“Women’s football is a great sport and has been an important part of our club for many years. The women players are role models for countless girls and women. In my eyes, it’s incredible how late this was recognised in Germany. But to be honest: We still have a lot to do to further establish women’s football,” said Thomas Eichin, head of youth and women’s football at Bayer 04.

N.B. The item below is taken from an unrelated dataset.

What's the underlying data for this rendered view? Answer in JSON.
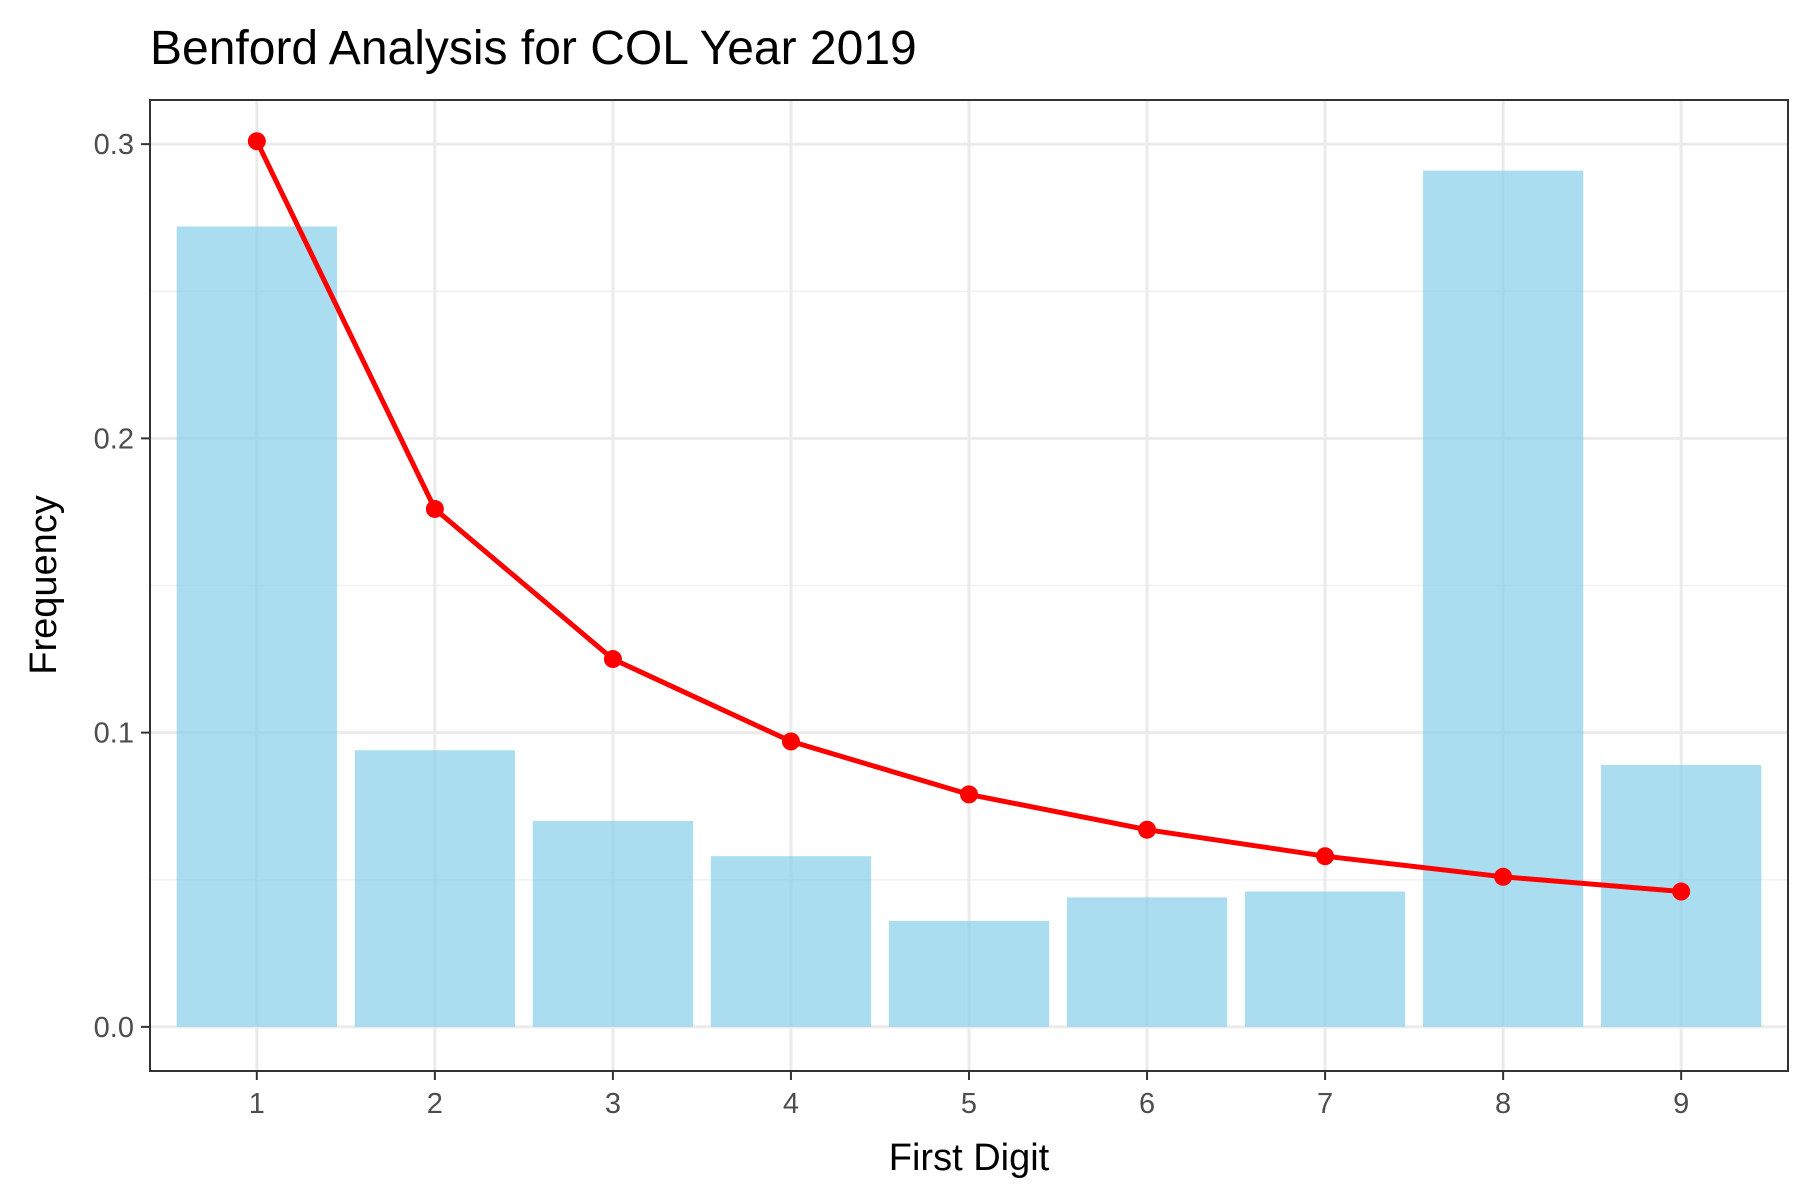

And Jessica Wich, captain of the Bayer 04 women, also sees further potential for development: “Of course, I’m very happy that women’s football has made this positive development. Unfortunately, I think the status and appreciation in our society is still too limited in my opinion. I hope there’ll be more interest in and attention paid to our sport in the future.”
Back to the history of women’s football: 15 years before the change in the constitution, the DFB called for a “ban on ladies football.” In the period after the Second World War, the DFB forbade its members from founding women’s team or even letting women play on club grounds. The justification back then sounds ridiculous today: “Feminine grace disappears in competing for the ball. Body and soul suffer unavoidable damage and display of the body impinges on decorum and decency.”
The change came in 1970 under certain provisions – including a ban on boots with studs, lighter balls, shorter halves of 30 minutes each and the regulation for a long winter break. The first women’s champions of Germany won their title in 1974 – the first official international only came at the end of 1982.
Over the course of time, the Women’s Bundesliga has developed into one of the leading women’s leagues worldwide. Bayer 04 joined on 1 July 2008 having taken over the women’s football section at TuS Köln. The roots go even further back: At the very start of the new Bayer 04 football department there was SSG 09 Bergisch Gladbach. The women’s team attracted attention across Germany, above all in the 1970s and 1980s, when they dominated women’s football in Germany – they were champions of Germany nine times between 1977 and 1989 and also won the DFB Cup three times. In 1990, Bergisch Gladbach were one of the founding members of the Women’s Bundesliga. However, it was all downhill for the club in the following years. They were not only relegated from the top-flight in 1994 but the whole section moved over to TuS Köln rrh. 1874.
Another relegation from the then second-tier Regional League West in 1999 was followed by immediate promotion and in 2002 qualification for the newly introduced second division that was not taken up for organisational reasons but a season later they rose to the second division as champions. In spite of success on the pitch, Tus Köln rrh. were unable to find a sponsor in 2008 to help with the desired promotion to the Bundesliga. At the same time, Bayer 04 expressed an interest in starting a women’s football department – so the two things came together: In June 2008, the women’s section at TuS Köln rrh. was dissolved and moved completely under the Bayer Cross on 1 July. The first team were in the top flight from 2010 to 2017 and again from 2018/19.
Bayer 04 are supporting the 50-year anniversary of women’s football in Germany with the digital campaign of the DFB aimed at bringing together clubs, players, fans and the wider public to make a joint stand for women in football. Fans and other supporters of clubs can join in with the campaign on social media channels using the hashtag #50JahreFF.